CFTC finalizes plan to boost oversight of fast traders: official
The U.S. Commodity Futures Trading Commission is preparing to reveal a laundry list of potential options to increase oversight of high-speed and automated trading, an agency official said on Friday.
The CFTC will likely approve the release of a report, which includes more than 100 questions about how high-frequency traders impact markets, next week, according to the official, who declined to be named because the report is not yet public.
The public will be able to respond to the questions and submit comments on the report, called a concept release.
The CFTC's Technology Advisory Committee is expected to discuss the report at a meeting on September 12.
Scott O'Malia, a CFTC member who chairs the committee, could not be reached for comment. Stevem Adamske, a CFTC spokesman, did not respond to a request for comment.
A favored tool of hedge funds and other institutional traders, high-frequency trading uses so-called algorithmic software programs to post orders in the blink of an eye.
The practice accounted for more than 60 percent of all futures volume in 2012 on U.S. exchanges such as CME Group Inc and IntercontinentalExchange Inc, according to New York industry researcher The Tabb Group.

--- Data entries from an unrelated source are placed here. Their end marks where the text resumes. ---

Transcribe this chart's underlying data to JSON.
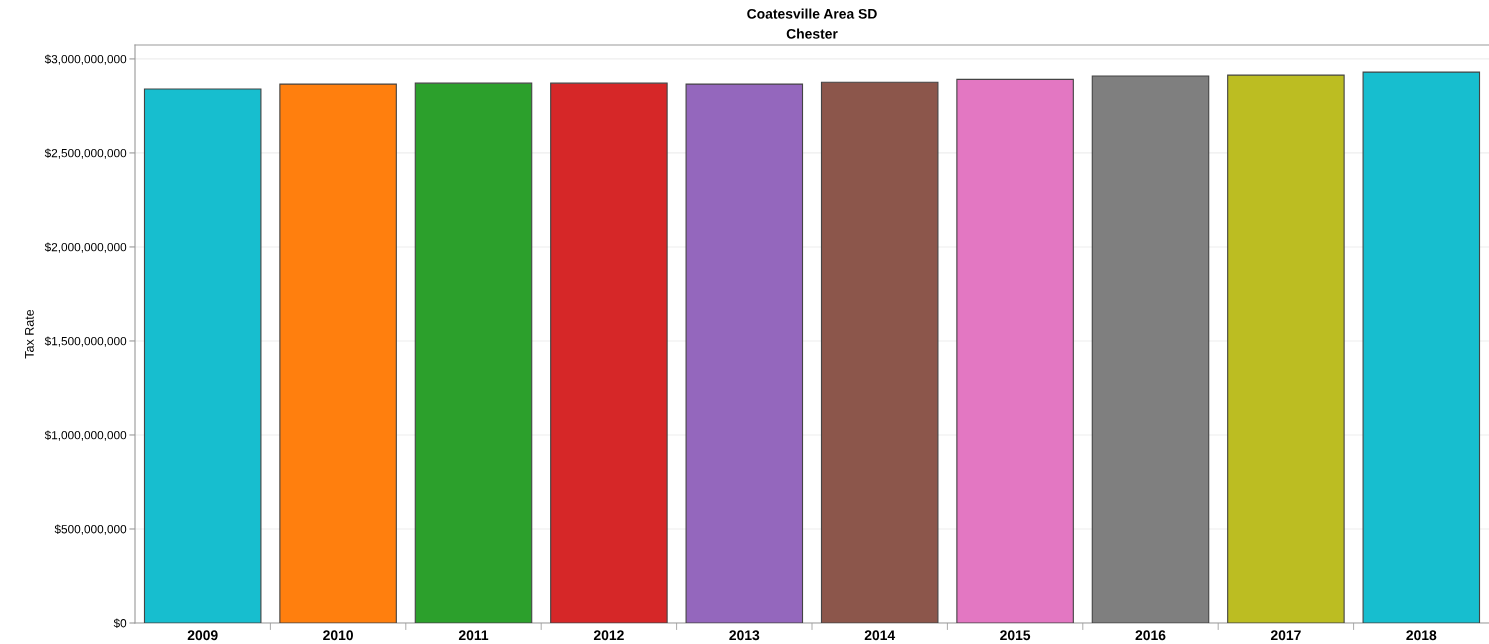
{
  "chart_data": {
    "type": "bar",
    "title": "Coatesville Area SD",
    "subtitle": "Chester",
    "ylabel": "Tax Rate",
    "categories": [
      "2009",
      "2010",
      "2011",
      "2012",
      "2013",
      "2014",
      "2015",
      "2016",
      "2017",
      "2018"
    ],
    "values": [
      2840000000,
      2866000000,
      2871000000,
      2871000000,
      2866000000,
      2876000000,
      2891000000,
      2909000000,
      2914000000,
      2930000000
    ],
    "colors": [
      "#17becf",
      "#ff7f0e",
      "#2ca02c",
      "#d62728",
      "#9467bd",
      "#8c564b",
      "#e377c2",
      "#7f7f7f",
      "#bcbd22",
      "#17becf"
    ],
    "ylim": [
      0,
      3074000000
    ],
    "yticks": [
      {
        "value": 0,
        "label": "$0"
      },
      {
        "value": 500000000,
        "label": "$500,000,000"
      },
      {
        "value": 1000000000,
        "label": "$1,000,000,000"
      },
      {
        "value": 1500000000,
        "label": "$1,500,000,000"
      },
      {
        "value": 2000000000,
        "label": "$2,000,000,000"
      },
      {
        "value": 2500000000,
        "label": "$2,500,000,000"
      },
      {
        "value": 3000000000,
        "label": "$3,000,000,000"
      }
    ],
    "grid": "y",
    "legend": false
  }
}
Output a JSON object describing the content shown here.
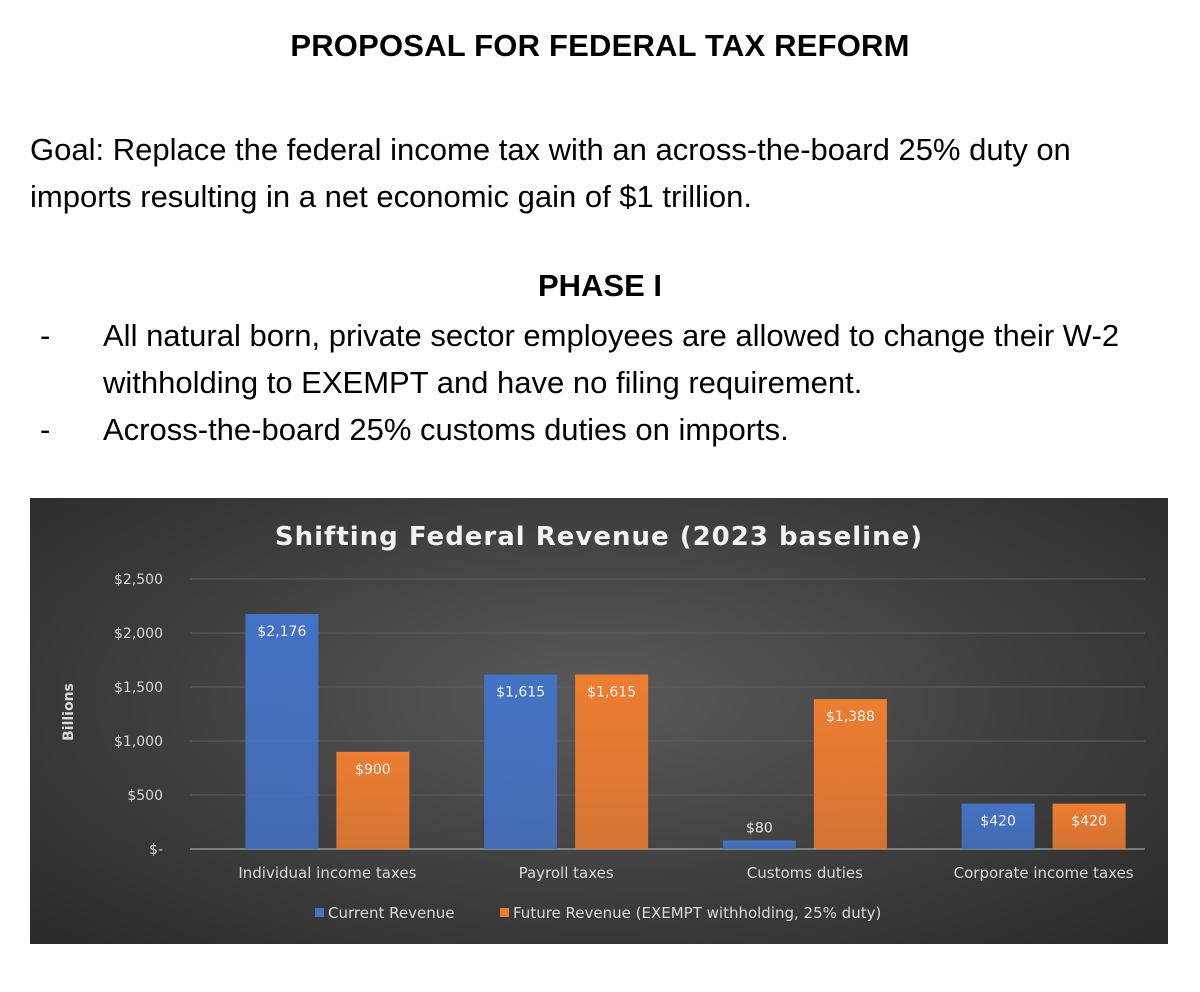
{
  "document": {
    "title": "PROPOSAL FOR FEDERAL TAX REFORM",
    "goal": "Goal: Replace the federal income tax with an across-the-board 25% duty on imports resulting in a net economic gain of $1 trillion.",
    "phase_heading": "PHASE I",
    "bullets": [
      {
        "marker": "-",
        "text": "All natural born, private sector employees are allowed to change their W-2 withholding to EXEMPT and have no filing requirement."
      },
      {
        "marker": "-",
        "text": "Across-the-board 25% customs duties on imports."
      }
    ]
  },
  "colors": {
    "current": "#4472c4",
    "future": "#ed7d31",
    "gridline": "#5f5f5f",
    "axis": "#bfbfbf"
  },
  "chart_data": {
    "type": "bar",
    "title": "Shifting Federal Revenue (2023 baseline)",
    "xlabel": "",
    "ylabel": "Billions",
    "ylim": [
      0,
      2500
    ],
    "yticks": [
      0,
      500,
      1000,
      1500,
      2000,
      2500
    ],
    "ytick_labels": [
      "$-",
      "$500",
      "$1,000",
      "$1,500",
      "$2,000",
      "$2,500"
    ],
    "grid": true,
    "legend_position": "bottom",
    "categories": [
      "Individual income taxes",
      "Payroll taxes",
      "Customs duties",
      "Corporate income taxes"
    ],
    "series": [
      {
        "name": "Current Revenue",
        "values": [
          2176,
          1615,
          80,
          420
        ],
        "labels": [
          "$2,176",
          "$1,615",
          "$80",
          "$420"
        ]
      },
      {
        "name": "Future Revenue  (EXEMPT withholding, 25% duty)",
        "values": [
          900,
          1615,
          1388,
          420
        ],
        "labels": [
          "$900",
          "$1,615",
          "$1,388",
          "$420"
        ]
      }
    ]
  }
}
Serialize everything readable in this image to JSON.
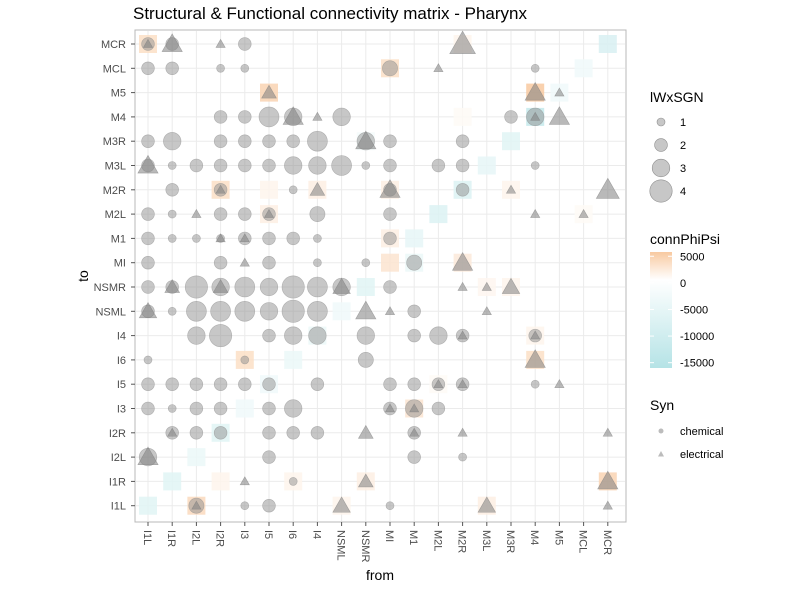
{
  "chart_data": {
    "type": "scatter",
    "title": "Structural & Functional connectivity matrix - Pharynx",
    "xlabel": "from",
    "ylabel": "to",
    "x_categories": [
      "I1L",
      "I1R",
      "I2L",
      "I2R",
      "I3",
      "I5",
      "I6",
      "I4",
      "NSML",
      "NSMR",
      "MI",
      "M1",
      "M2L",
      "M2R",
      "M3L",
      "M3R",
      "M4",
      "M5",
      "MCL",
      "MCR"
    ],
    "y_categories": [
      "MCR",
      "MCL",
      "M5",
      "M4",
      "M3R",
      "M3L",
      "M2R",
      "M2L",
      "M1",
      "MI",
      "NSMR",
      "NSML",
      "I4",
      "I6",
      "I5",
      "I3",
      "I2R",
      "I2L",
      "I1R",
      "I1L"
    ],
    "legend_size": {
      "title": "lWxSGN",
      "labels": [
        "1",
        "2",
        "3",
        "4"
      ],
      "values": [
        1,
        2,
        3,
        4
      ]
    },
    "legend_color": {
      "title": "connPhiPsi",
      "labels": [
        "5000",
        "0",
        "-5000",
        "-10000",
        "-15000"
      ],
      "values": [
        5000,
        0,
        -5000,
        -10000,
        -15000
      ],
      "colors": {
        "positive": "#f8c9a0",
        "zero": "#ffffff",
        "negative": "#b5e3e6"
      }
    },
    "legend_shape": {
      "title": "Syn",
      "labels": [
        "chemical",
        "electrical"
      ]
    },
    "tiles": [
      [
        "MCR",
        "I1L",
        3000
      ],
      [
        "MCR",
        "M2R",
        1000
      ],
      [
        "MCR",
        "MCR",
        -8000
      ],
      [
        "MCL",
        "MI",
        3000
      ],
      [
        "MCL",
        "MCL",
        -3000
      ],
      [
        "M5",
        "I5",
        4000
      ],
      [
        "M5",
        "M4",
        5000
      ],
      [
        "M5",
        "M5",
        -3000
      ],
      [
        "M4",
        "M2R",
        500
      ],
      [
        "M4",
        "M4",
        -12000
      ],
      [
        "M3R",
        "NSMR",
        -2000
      ],
      [
        "M3R",
        "M3R",
        -6000
      ],
      [
        "M3L",
        "M3L",
        -5000
      ],
      [
        "M2R",
        "I2R",
        3000
      ],
      [
        "M2R",
        "I5",
        1000
      ],
      [
        "M2R",
        "I4",
        1500
      ],
      [
        "M2R",
        "MI",
        1500
      ],
      [
        "M2R",
        "M2R",
        -7000
      ],
      [
        "M2R",
        "M3R",
        1000
      ],
      [
        "M2L",
        "I5",
        1500
      ],
      [
        "M2L",
        "M2L",
        -7000
      ],
      [
        "M2L",
        "MCL",
        500
      ],
      [
        "M1",
        "M1",
        -5000
      ],
      [
        "M1",
        "MI",
        1500
      ],
      [
        "MI",
        "MI",
        2500
      ],
      [
        "MI",
        "M1",
        -4000
      ],
      [
        "MI",
        "M2R",
        2000
      ],
      [
        "NSMR",
        "NSMR",
        -6000
      ],
      [
        "NSMR",
        "M3L",
        800
      ],
      [
        "NSMR",
        "M3R",
        1000
      ],
      [
        "NSML",
        "NSML",
        -3000
      ],
      [
        "I4",
        "I4",
        -4000
      ],
      [
        "I4",
        "M4",
        1000
      ],
      [
        "I6",
        "I3",
        3000
      ],
      [
        "I6",
        "I6",
        -4000
      ],
      [
        "I6",
        "M4",
        3000
      ],
      [
        "I5",
        "I5",
        -3000
      ],
      [
        "I5",
        "M2L",
        500
      ],
      [
        "I3",
        "I3",
        -3000
      ],
      [
        "I3",
        "M1",
        2500
      ],
      [
        "I2R",
        "I2R",
        -6000
      ],
      [
        "I2L",
        "I2L",
        -4000
      ],
      [
        "I1R",
        "I1R",
        -6000
      ],
      [
        "I1R",
        "I2R",
        1000
      ],
      [
        "I1R",
        "I6",
        1000
      ],
      [
        "I1R",
        "NSMR",
        1500
      ],
      [
        "I1R",
        "MCR",
        4000
      ],
      [
        "I1L",
        "I1L",
        -6000
      ],
      [
        "I1L",
        "I2L",
        3500
      ],
      [
        "I1L",
        "NSML",
        1000
      ],
      [
        "I1L",
        "M3L",
        1500
      ]
    ],
    "points": [
      [
        "MCR",
        "I1L",
        "chemical",
        2
      ],
      [
        "MCR",
        "I1L",
        "electrical",
        1
      ],
      [
        "MCR",
        "I1R",
        "chemical",
        2
      ],
      [
        "MCR",
        "I1R",
        "electrical",
        3
      ],
      [
        "MCR",
        "I2R",
        "electrical",
        1
      ],
      [
        "MCR",
        "I3",
        "chemical",
        2
      ],
      [
        "MCR",
        "M2R",
        "electrical",
        4
      ],
      [
        "MCL",
        "I1L",
        "chemical",
        2
      ],
      [
        "MCL",
        "I1R",
        "chemical",
        2
      ],
      [
        "MCL",
        "I2R",
        "chemical",
        1
      ],
      [
        "MCL",
        "I3",
        "chemical",
        1
      ],
      [
        "MCL",
        "MI",
        "chemical",
        2.5
      ],
      [
        "MCL",
        "M2L",
        "electrical",
        1
      ],
      [
        "MCL",
        "M4",
        "chemical",
        1
      ],
      [
        "M5",
        "I5",
        "electrical",
        2
      ],
      [
        "M5",
        "M4",
        "electrical",
        3
      ],
      [
        "M5",
        "M5",
        "electrical",
        1
      ],
      [
        "M4",
        "I2R",
        "chemical",
        2
      ],
      [
        "M4",
        "I3",
        "chemical",
        2
      ],
      [
        "M4",
        "I5",
        "chemical",
        3.5
      ],
      [
        "M4",
        "I6",
        "chemical",
        3
      ],
      [
        "M4",
        "I6",
        "electrical",
        3
      ],
      [
        "M4",
        "I4",
        "electrical",
        1
      ],
      [
        "M4",
        "NSML",
        "chemical",
        3
      ],
      [
        "M4",
        "M3R",
        "chemical",
        2
      ],
      [
        "M4",
        "M4",
        "chemical",
        3
      ],
      [
        "M4",
        "M4",
        "electrical",
        1
      ],
      [
        "M4",
        "M5",
        "electrical",
        3
      ],
      [
        "M3R",
        "I1L",
        "chemical",
        2
      ],
      [
        "M3R",
        "I1R",
        "chemical",
        3
      ],
      [
        "M3R",
        "I2R",
        "chemical",
        2
      ],
      [
        "M3R",
        "I3",
        "chemical",
        2
      ],
      [
        "M3R",
        "I5",
        "chemical",
        2
      ],
      [
        "M3R",
        "I6",
        "chemical",
        2
      ],
      [
        "M3R",
        "I4",
        "chemical",
        3.5
      ],
      [
        "M3R",
        "NSMR",
        "chemical",
        3
      ],
      [
        "M3R",
        "NSMR",
        "electrical",
        3
      ],
      [
        "M3R",
        "MI",
        "chemical",
        2
      ],
      [
        "M3R",
        "M2R",
        "chemical",
        2
      ],
      [
        "M3L",
        "I1L",
        "chemical",
        2
      ],
      [
        "M3L",
        "I1L",
        "electrical",
        3
      ],
      [
        "M3L",
        "I1R",
        "chemical",
        1
      ],
      [
        "M3L",
        "I2L",
        "chemical",
        2
      ],
      [
        "M3L",
        "I2R",
        "chemical",
        2
      ],
      [
        "M3L",
        "I3",
        "chemical",
        2
      ],
      [
        "M3L",
        "I5",
        "chemical",
        2
      ],
      [
        "M3L",
        "I6",
        "chemical",
        3
      ],
      [
        "M3L",
        "I4",
        "chemical",
        3
      ],
      [
        "M3L",
        "NSML",
        "chemical",
        3.5
      ],
      [
        "M3L",
        "NSMR",
        "chemical",
        1
      ],
      [
        "M3L",
        "MI",
        "chemical",
        2
      ],
      [
        "M3L",
        "M2L",
        "chemical",
        2
      ],
      [
        "M3L",
        "M2R",
        "chemical",
        2
      ],
      [
        "M3L",
        "M4",
        "chemical",
        1
      ],
      [
        "M2R",
        "I1R",
        "chemical",
        2
      ],
      [
        "M2R",
        "I2R",
        "chemical",
        2
      ],
      [
        "M2R",
        "I2R",
        "electrical",
        1
      ],
      [
        "M2R",
        "I6",
        "chemical",
        1
      ],
      [
        "M2R",
        "I4",
        "electrical",
        2
      ],
      [
        "M2R",
        "MI",
        "chemical",
        2
      ],
      [
        "M2R",
        "MI",
        "electrical",
        3
      ],
      [
        "M2R",
        "M2R",
        "chemical",
        2
      ],
      [
        "M2R",
        "M3R",
        "electrical",
        1
      ],
      [
        "M2R",
        "MCR",
        "electrical",
        3.5
      ],
      [
        "M2L",
        "I1L",
        "chemical",
        2
      ],
      [
        "M2L",
        "I1R",
        "chemical",
        1
      ],
      [
        "M2L",
        "I2L",
        "electrical",
        1
      ],
      [
        "M2L",
        "I2R",
        "chemical",
        2
      ],
      [
        "M2L",
        "I3",
        "chemical",
        2
      ],
      [
        "M2L",
        "I5",
        "chemical",
        2
      ],
      [
        "M2L",
        "I5",
        "electrical",
        1
      ],
      [
        "M2L",
        "I4",
        "chemical",
        2.5
      ],
      [
        "M2L",
        "MI",
        "chemical",
        2
      ],
      [
        "M2L",
        "M4",
        "electrical",
        1
      ],
      [
        "M2L",
        "MCL",
        "electrical",
        1
      ],
      [
        "M1",
        "I1L",
        "chemical",
        2
      ],
      [
        "M1",
        "I1R",
        "chemical",
        1
      ],
      [
        "M1",
        "I2L",
        "chemical",
        1
      ],
      [
        "M1",
        "I2R",
        "chemical",
        1
      ],
      [
        "M1",
        "I2R",
        "electrical",
        1
      ],
      [
        "M1",
        "I3",
        "chemical",
        2
      ],
      [
        "M1",
        "I3",
        "electrical",
        1
      ],
      [
        "M1",
        "I5",
        "chemical",
        2
      ],
      [
        "M1",
        "I6",
        "chemical",
        2
      ],
      [
        "M1",
        "I4",
        "chemical",
        1
      ],
      [
        "M1",
        "MI",
        "chemical",
        2
      ],
      [
        "MI",
        "I1L",
        "chemical",
        2
      ],
      [
        "MI",
        "I2R",
        "chemical",
        2
      ],
      [
        "MI",
        "I3",
        "electrical",
        1
      ],
      [
        "MI",
        "I5",
        "chemical",
        2
      ],
      [
        "MI",
        "I4",
        "chemical",
        1
      ],
      [
        "MI",
        "NSMR",
        "chemical",
        1
      ],
      [
        "MI",
        "M1",
        "chemical",
        2.5
      ],
      [
        "MI",
        "M2R",
        "electrical",
        3
      ],
      [
        "NSMR",
        "I1L",
        "chemical",
        2
      ],
      [
        "NSMR",
        "I1R",
        "chemical",
        2
      ],
      [
        "NSMR",
        "I1R",
        "electrical",
        2
      ],
      [
        "NSMR",
        "I2L",
        "chemical",
        4
      ],
      [
        "NSMR",
        "I2R",
        "chemical",
        3
      ],
      [
        "NSMR",
        "I2R",
        "electrical",
        2
      ],
      [
        "NSMR",
        "I3",
        "chemical",
        3.5
      ],
      [
        "NSMR",
        "I5",
        "chemical",
        3
      ],
      [
        "NSMR",
        "I6",
        "chemical",
        4
      ],
      [
        "NSMR",
        "I4",
        "chemical",
        3.5
      ],
      [
        "NSMR",
        "NSML",
        "chemical",
        3
      ],
      [
        "NSMR",
        "NSML",
        "electrical",
        2.5
      ],
      [
        "NSMR",
        "MI",
        "chemical",
        2
      ],
      [
        "NSMR",
        "M2R",
        "electrical",
        1
      ],
      [
        "NSMR",
        "M3L",
        "electrical",
        1
      ],
      [
        "NSMR",
        "M3R",
        "electrical",
        2.5
      ],
      [
        "NSML",
        "I1L",
        "chemical",
        2
      ],
      [
        "NSML",
        "I1L",
        "electrical",
        2.5
      ],
      [
        "NSML",
        "I1R",
        "chemical",
        1
      ],
      [
        "NSML",
        "I2L",
        "chemical",
        3.5
      ],
      [
        "NSML",
        "I2R",
        "chemical",
        3.5
      ],
      [
        "NSML",
        "I3",
        "chemical",
        3.5
      ],
      [
        "NSML",
        "I5",
        "chemical",
        3
      ],
      [
        "NSML",
        "I6",
        "chemical",
        4
      ],
      [
        "NSML",
        "I4",
        "chemical",
        3.5
      ],
      [
        "NSML",
        "NSMR",
        "electrical",
        3
      ],
      [
        "NSML",
        "MI",
        "electrical",
        1
      ],
      [
        "NSML",
        "M1",
        "chemical",
        2
      ],
      [
        "NSML",
        "M3L",
        "electrical",
        1
      ],
      [
        "I4",
        "I2L",
        "chemical",
        3
      ],
      [
        "I4",
        "I2R",
        "chemical",
        4
      ],
      [
        "I4",
        "I5",
        "chemical",
        2
      ],
      [
        "I4",
        "I6",
        "chemical",
        3
      ],
      [
        "I4",
        "I4",
        "chemical",
        3
      ],
      [
        "I4",
        "NSMR",
        "chemical",
        3
      ],
      [
        "I4",
        "M1",
        "chemical",
        2
      ],
      [
        "I4",
        "M2L",
        "chemical",
        3
      ],
      [
        "I4",
        "M2R",
        "chemical",
        2
      ],
      [
        "I4",
        "M2R",
        "electrical",
        1
      ],
      [
        "I4",
        "M4",
        "chemical",
        2
      ],
      [
        "I4",
        "M4",
        "electrical",
        1
      ],
      [
        "I6",
        "I1L",
        "chemical",
        1
      ],
      [
        "I6",
        "I3",
        "chemical",
        1
      ],
      [
        "I6",
        "NSMR",
        "chemical",
        2.5
      ],
      [
        "I6",
        "M4",
        "electrical",
        3
      ],
      [
        "I5",
        "I1L",
        "chemical",
        2
      ],
      [
        "I5",
        "I1R",
        "chemical",
        2
      ],
      [
        "I5",
        "I2L",
        "chemical",
        2
      ],
      [
        "I5",
        "I2R",
        "chemical",
        2
      ],
      [
        "I5",
        "I3",
        "chemical",
        2
      ],
      [
        "I5",
        "I5",
        "chemical",
        2
      ],
      [
        "I5",
        "I4",
        "chemical",
        2
      ],
      [
        "I5",
        "MI",
        "chemical",
        2
      ],
      [
        "I5",
        "M1",
        "chemical",
        2
      ],
      [
        "I5",
        "M2L",
        "chemical",
        2
      ],
      [
        "I5",
        "M2L",
        "electrical",
        1
      ],
      [
        "I5",
        "M2R",
        "chemical",
        2
      ],
      [
        "I5",
        "M2R",
        "electrical",
        1
      ],
      [
        "I5",
        "M4",
        "chemical",
        1
      ],
      [
        "I5",
        "M5",
        "electrical",
        1
      ],
      [
        "I3",
        "I1L",
        "chemical",
        2
      ],
      [
        "I3",
        "I1R",
        "chemical",
        1
      ],
      [
        "I3",
        "I2L",
        "chemical",
        2
      ],
      [
        "I3",
        "I2R",
        "chemical",
        2
      ],
      [
        "I3",
        "I5",
        "chemical",
        2
      ],
      [
        "I3",
        "I6",
        "chemical",
        3
      ],
      [
        "I3",
        "MI",
        "chemical",
        2
      ],
      [
        "I3",
        "MI",
        "electrical",
        1
      ],
      [
        "I3",
        "M1",
        "chemical",
        3
      ],
      [
        "I3",
        "M1",
        "electrical",
        1
      ],
      [
        "I3",
        "M2L",
        "chemical",
        2
      ],
      [
        "I2R",
        "I1R",
        "chemical",
        2
      ],
      [
        "I2R",
        "I1R",
        "electrical",
        1
      ],
      [
        "I2R",
        "I2L",
        "chemical",
        2
      ],
      [
        "I2R",
        "I2R",
        "chemical",
        2
      ],
      [
        "I2R",
        "I5",
        "chemical",
        2
      ],
      [
        "I2R",
        "I6",
        "chemical",
        2
      ],
      [
        "I2R",
        "I4",
        "chemical",
        2
      ],
      [
        "I2R",
        "NSMR",
        "electrical",
        2
      ],
      [
        "I2R",
        "M1",
        "chemical",
        2
      ],
      [
        "I2R",
        "M1",
        "electrical",
        1
      ],
      [
        "I2R",
        "M2R",
        "electrical",
        1
      ],
      [
        "I2R",
        "MCR",
        "electrical",
        1
      ],
      [
        "I2L",
        "I1L",
        "chemical",
        3
      ],
      [
        "I2L",
        "I1L",
        "electrical",
        3
      ],
      [
        "I2L",
        "I5",
        "chemical",
        2
      ],
      [
        "I2L",
        "M1",
        "chemical",
        2
      ],
      [
        "I2L",
        "M2R",
        "chemical",
        1
      ],
      [
        "I1R",
        "I3",
        "electrical",
        1
      ],
      [
        "I1R",
        "I6",
        "chemical",
        1
      ],
      [
        "I1R",
        "NSMR",
        "electrical",
        2
      ],
      [
        "I1R",
        "MCR",
        "electrical",
        3
      ],
      [
        "I1L",
        "I2L",
        "chemical",
        2.5
      ],
      [
        "I1L",
        "I2L",
        "electrical",
        1
      ],
      [
        "I1L",
        "I3",
        "chemical",
        1
      ],
      [
        "I1L",
        "I5",
        "chemical",
        2
      ],
      [
        "I1L",
        "NSML",
        "electrical",
        2.5
      ],
      [
        "I1L",
        "MI",
        "chemical",
        1
      ],
      [
        "I1L",
        "M3L",
        "electrical",
        2.5
      ],
      [
        "I1L",
        "MCR",
        "electrical",
        1
      ]
    ]
  }
}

However, a string of computer glitches have roiled markets recently and raised concerns about the reliability of electronic markets. The latest occurred on Thursday, when the trading of thousands of U.S. stocks ground to a halt after a technological problem shut down the Nasdaq for just over three hours.
An over-arching theme of the report is whether trading controls should be applied more uniformly to exchanges and firms to improve oversight of fast traders, the CFTC official said.
A system to "tag" high-frequency trading firms with electronic identifiers is among the options to toughen scrutiny, the official said. The tags could help regulators reconstruct disruptive market events in the future, he added.